Judas: How a Sister’s Testimony Brought Down a Criminal Mastermind, is by Astrid Holleeder, a former criminal defense lawyer and one of the sisters of infamous Dutch crime boss Willem Holleeder, also known as De Neus (“the Nose”). Holleeder was once De Neus’s legal advisor, but in 2013 she decided to testify against her brother, who is on trial for five counts of murder, among other charges. She’s currently in hiding in Amsterdam.

Holleeder’s brother was one of the two leaders of a 1983 kidnapping of then-Heineken CEO, Freddy Heineken, who was held for a ransom of $35 million Dutch guilder (about $35 million today). Though Dutch authorities found some of the money stashed later, $8 million was never recovered, and it’s believed to have funded Willem Holleeder’s criminal rise.

In 2013, Holleeder and her older sister, Sonja, recorded their brother using body wires, to provide evidence of his crimes to the police.

In 2016, Holleeder published a memoir about their family and her decision to betray her brother. The book was an instant success, in part because of the ongoing trial and secrecy of the author.
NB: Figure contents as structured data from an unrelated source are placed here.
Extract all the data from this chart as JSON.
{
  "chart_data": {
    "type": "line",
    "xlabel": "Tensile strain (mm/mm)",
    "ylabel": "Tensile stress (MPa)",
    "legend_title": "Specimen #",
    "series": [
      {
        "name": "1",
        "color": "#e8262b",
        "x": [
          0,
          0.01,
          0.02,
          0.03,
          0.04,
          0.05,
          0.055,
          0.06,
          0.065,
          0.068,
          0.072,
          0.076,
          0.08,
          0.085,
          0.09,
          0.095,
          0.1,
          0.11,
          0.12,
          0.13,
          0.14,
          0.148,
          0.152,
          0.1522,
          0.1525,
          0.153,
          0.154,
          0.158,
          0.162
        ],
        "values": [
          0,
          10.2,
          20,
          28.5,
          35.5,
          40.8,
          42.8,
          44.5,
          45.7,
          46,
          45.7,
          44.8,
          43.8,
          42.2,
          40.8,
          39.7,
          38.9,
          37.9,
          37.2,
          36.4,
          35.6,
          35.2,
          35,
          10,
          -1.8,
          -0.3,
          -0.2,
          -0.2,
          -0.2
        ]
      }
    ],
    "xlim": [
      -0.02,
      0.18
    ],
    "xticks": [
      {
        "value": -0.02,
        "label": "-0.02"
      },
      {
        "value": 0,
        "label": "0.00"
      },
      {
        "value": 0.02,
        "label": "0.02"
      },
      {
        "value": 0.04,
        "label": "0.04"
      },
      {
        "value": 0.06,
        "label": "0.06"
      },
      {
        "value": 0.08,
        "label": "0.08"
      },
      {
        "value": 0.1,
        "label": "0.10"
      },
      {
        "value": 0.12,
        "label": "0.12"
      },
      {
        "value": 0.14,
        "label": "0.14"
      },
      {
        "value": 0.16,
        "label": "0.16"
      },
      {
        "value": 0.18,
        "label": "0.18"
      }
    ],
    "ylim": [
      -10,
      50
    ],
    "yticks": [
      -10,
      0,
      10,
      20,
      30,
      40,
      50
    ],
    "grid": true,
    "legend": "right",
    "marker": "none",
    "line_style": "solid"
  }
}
The book spent 70 consecutive weeks on the Dutch bestseller list, according to The New York Times. Last year Steven Spielberg’s Amblin Television acquired the rights to produce a TV series based on the book.

As Patrick Radden Keefe writes for the New Yorker, the spectacle of the sibling relationship has the country riveted:

…The clash of the Holleeders is sibling rivalry distilled to a courtroom duel. “This is the ultimate betrayal,” Astrid told the court in March. Through sobs, she explained that, despite Wim’s many crimes, she still loves him. It was “crazy and horrible” to be testifying against him, she admitted.